Riporto la mia esperienza personale in quanto credo possa essere utile a spiegare questo ultimo concetto. Per quasi tre anni ho ricevuto comunicazioni angeliche sotto dettatura dell’Angelo Ariel. Gli Angeli sin dall’inizio mi avevano rassicurata dicendo che il nostro canale era protetto da ogni interferenza e da Satana ma avevano aggiunto che se una comunicazione fosse andata male l’importante era chiudere la comunicazione dando la ‘Pace’  in nome di Dio all’entità intervenuta. La comunicazione avvenne normalmente. Per prima cosa l’entità intervenuta disse di essere Ariel ed io ci credetti. Più avanti mi accorsi di provare un leggero turbamento e non la solita gioia che arriva alla presenza dell’Angelo. Questa entità non disse niente di spiacevole o falso. Descrisse il Purgatorio, l’Inferno ed il Paradiso e la descrizione dell’Inferno e del Purgatorio mi fecero piangere per la tristezza. Poi chiese preghiere e lì capii che non si trattava di Ariel. L’Angelo non chiede mai preghiere per se stesso poichè vive già in grazia di Dio. Tutto fu chiaro. Chiusi la comunicazione ed aspettai la successiva con il vero Ariel per avere spiegazioni dell’accaduto.

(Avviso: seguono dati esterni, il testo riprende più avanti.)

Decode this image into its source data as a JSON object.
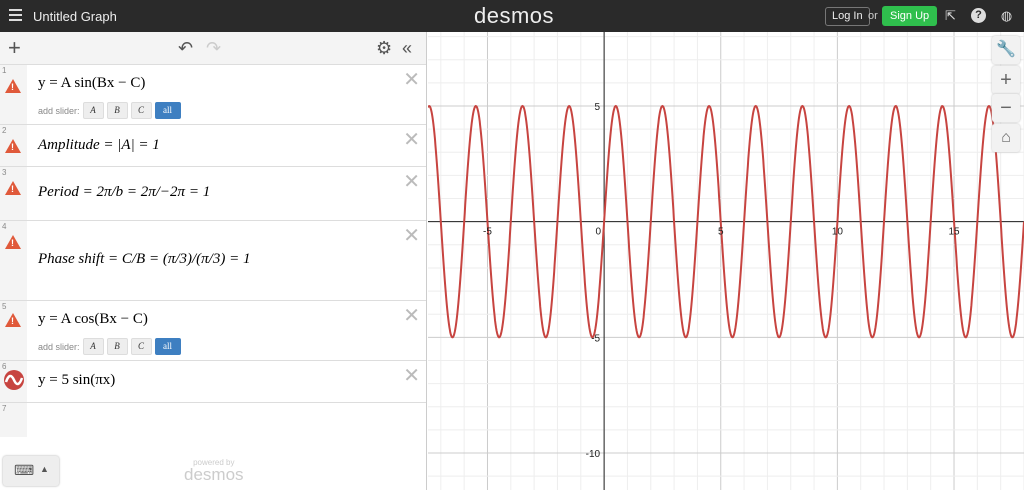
{
  "header": {
    "title": "Untitled Graph",
    "logo": "desmos",
    "login": "Log In",
    "or": "or",
    "signup": "Sign Up",
    "icons": [
      "share-icon",
      "help-icon",
      "globe-icon"
    ]
  },
  "panel": {
    "add": "+",
    "expressions": [
      {
        "n": "1",
        "icon": "warning",
        "latex": "y = A sin(Bx − C)",
        "slider": true
      },
      {
        "n": "2",
        "icon": "warning",
        "latex": "Amplitude = |A| = 1"
      },
      {
        "n": "3",
        "icon": "warning",
        "latex": "Period = 2π/b = 2π/−2π = 1"
      },
      {
        "n": "4",
        "icon": "warning",
        "latex": "Phase shift = C/B = (π/3)/(π/3) = 1"
      },
      {
        "n": "5",
        "icon": "warning",
        "latex": "y = A cos(Bx − C)",
        "slider": true
      },
      {
        "n": "6",
        "icon": "graph",
        "latex": "y = 5 sin(πx)",
        "color": "#c74440"
      },
      {
        "n": "7"
      }
    ],
    "slider_label": "add slider:",
    "slider_buttons": [
      "A",
      "B",
      "C",
      "all"
    ],
    "powered_by": "powered by",
    "powered_logo": "desmos"
  },
  "graph": {
    "x_ticks": [
      "-5",
      "0",
      "5",
      "10",
      "15"
    ],
    "y_ticks": [
      "5",
      "-5",
      "-10"
    ],
    "curve_color": "#c74440",
    "function": "5 sin(pi x)",
    "xrange": [
      -7.55,
      18
    ],
    "yrange": [
      -11.6,
      8.2
    ]
  }
}
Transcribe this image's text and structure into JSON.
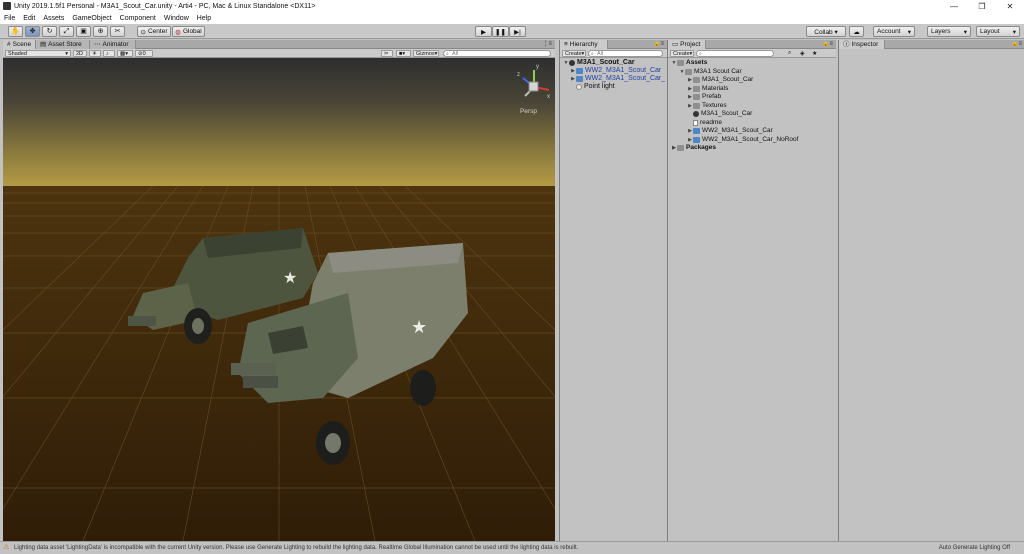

Il vero Ariel mi confermò che si trattava di un’anima del Purgatorio che era riuscita ad intrufolarsi per ottenere preghiere. Questo era stato possibile perchè gli Angeli non avevano ottenuto il permesso da Dio di rispondere alla mia chiamata trovandoci  in periodo di Quaresima, nei giorni precedenti alla Passione di Cristo. Ogni anno  in quei giorni Gli Angeli soffrono insieme a Gesù e non possono comunicare. Poi aggiunse che quest’anima era pentita per aver mentito e sarebbe stato bene pregare per lei.